A man from the San Francisco Bay area has fathered 14 children in the last five years through free sperm donations to women he meets through his website — and is now in trouble with the federal government.
The case of Trent Arsenault of Fremont has drawn attention to the practice of informal sperm donation, which physicians and bioethicists call unsafe but some people say is a civil liberties issue…
The U.S. Food and Drug Administration sent Arsenault a cease-and-desist letter late last year telling him he must stop because he does not follow the agency’s requirements for getting tested for sexually transmitted diseases within seven days before giving sperm. The FDA did not immediately respond to requests for comment.
Violators of FDA regulations on human cells and tissues face up to a year in prison and a $100,000 fine, according to guidelines published on the agency’s website.
Now, Arsenault states that he does get tested regularly, but even more compelling…

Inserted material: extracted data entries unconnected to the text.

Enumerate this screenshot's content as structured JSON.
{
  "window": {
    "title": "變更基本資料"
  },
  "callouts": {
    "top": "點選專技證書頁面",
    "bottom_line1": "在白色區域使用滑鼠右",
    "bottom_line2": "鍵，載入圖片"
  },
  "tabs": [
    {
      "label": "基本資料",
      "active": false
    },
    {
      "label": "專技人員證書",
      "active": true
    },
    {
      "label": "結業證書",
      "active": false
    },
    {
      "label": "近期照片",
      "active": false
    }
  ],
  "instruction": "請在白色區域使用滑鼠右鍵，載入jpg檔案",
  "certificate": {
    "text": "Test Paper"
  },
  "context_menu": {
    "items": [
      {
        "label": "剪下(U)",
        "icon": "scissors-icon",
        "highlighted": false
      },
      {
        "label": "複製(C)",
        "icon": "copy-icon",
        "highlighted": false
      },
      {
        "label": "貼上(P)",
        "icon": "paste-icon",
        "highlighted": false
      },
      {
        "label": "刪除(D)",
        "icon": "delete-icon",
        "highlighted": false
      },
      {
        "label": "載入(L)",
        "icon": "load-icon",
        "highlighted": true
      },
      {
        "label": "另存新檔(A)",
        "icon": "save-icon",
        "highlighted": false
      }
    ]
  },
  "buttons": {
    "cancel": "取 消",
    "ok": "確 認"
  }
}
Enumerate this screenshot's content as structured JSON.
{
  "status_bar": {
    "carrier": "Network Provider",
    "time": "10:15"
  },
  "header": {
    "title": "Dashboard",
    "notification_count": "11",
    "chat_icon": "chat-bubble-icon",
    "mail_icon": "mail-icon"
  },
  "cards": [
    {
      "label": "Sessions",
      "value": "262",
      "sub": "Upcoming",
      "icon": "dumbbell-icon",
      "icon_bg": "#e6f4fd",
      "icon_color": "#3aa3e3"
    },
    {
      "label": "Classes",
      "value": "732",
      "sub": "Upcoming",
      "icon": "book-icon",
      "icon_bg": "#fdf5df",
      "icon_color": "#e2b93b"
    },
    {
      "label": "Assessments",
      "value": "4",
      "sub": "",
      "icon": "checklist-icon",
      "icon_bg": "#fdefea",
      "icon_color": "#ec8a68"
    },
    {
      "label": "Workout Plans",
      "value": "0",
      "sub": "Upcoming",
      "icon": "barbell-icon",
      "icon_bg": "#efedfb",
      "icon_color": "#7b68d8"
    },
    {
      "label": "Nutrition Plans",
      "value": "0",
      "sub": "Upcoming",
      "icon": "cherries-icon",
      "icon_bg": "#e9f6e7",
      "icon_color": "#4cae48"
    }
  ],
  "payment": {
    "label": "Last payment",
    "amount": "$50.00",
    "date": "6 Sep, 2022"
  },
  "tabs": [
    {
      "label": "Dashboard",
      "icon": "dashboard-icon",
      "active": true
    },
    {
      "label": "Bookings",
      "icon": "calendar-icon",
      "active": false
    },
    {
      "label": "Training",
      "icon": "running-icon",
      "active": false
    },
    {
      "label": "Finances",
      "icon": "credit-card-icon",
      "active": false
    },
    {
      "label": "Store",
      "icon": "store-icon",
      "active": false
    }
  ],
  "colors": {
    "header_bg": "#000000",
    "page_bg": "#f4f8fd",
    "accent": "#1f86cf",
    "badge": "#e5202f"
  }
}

Arsenault says he donates sperm out of a sense of service to help people who want to have children but can’t afford conventional sperm banks. The 36-year-old minister’s son has four more children on the way.
“I always had known through people praying at church that there’s fertility issues,” Arsenault told The Associated Press on Monday. “I thought it would just be a neat way of service to help the community.”
Sounds incredibly reasonable, doesn’t it?
I mean, how many Don Juan types are out there right now, impregnating women left and right the old-fashioned way, and here’s a guy who simply wants to help people, and he’s facing a year in prison and a hefty fine?
His website is loaded with information about himself — his medical records, his lifestyle and diet, even a criminal background check — so it’s hard to argue that he’s being reckless. What emerges is a picture of a pretty extraordinary guy. He’s the son of a pastor and states he’s a churchgoer himself, and yet…
He says he believes his case comes down to constitutional issues of a right to privacy and reproductive choice.
On his website, he includes this quote from the Guttmacher Institute, and he emphatically added the underlining:
…women, in consultation with their physician, have a constitutionally protected right to have an abortion in the early stages of pregnancy—that is, before viability—free from government interference.
Now, it’s entirely possible that Trent will sell out and end up with his own reality TV show, but for now I’m inclined to admire him for his desire to do good.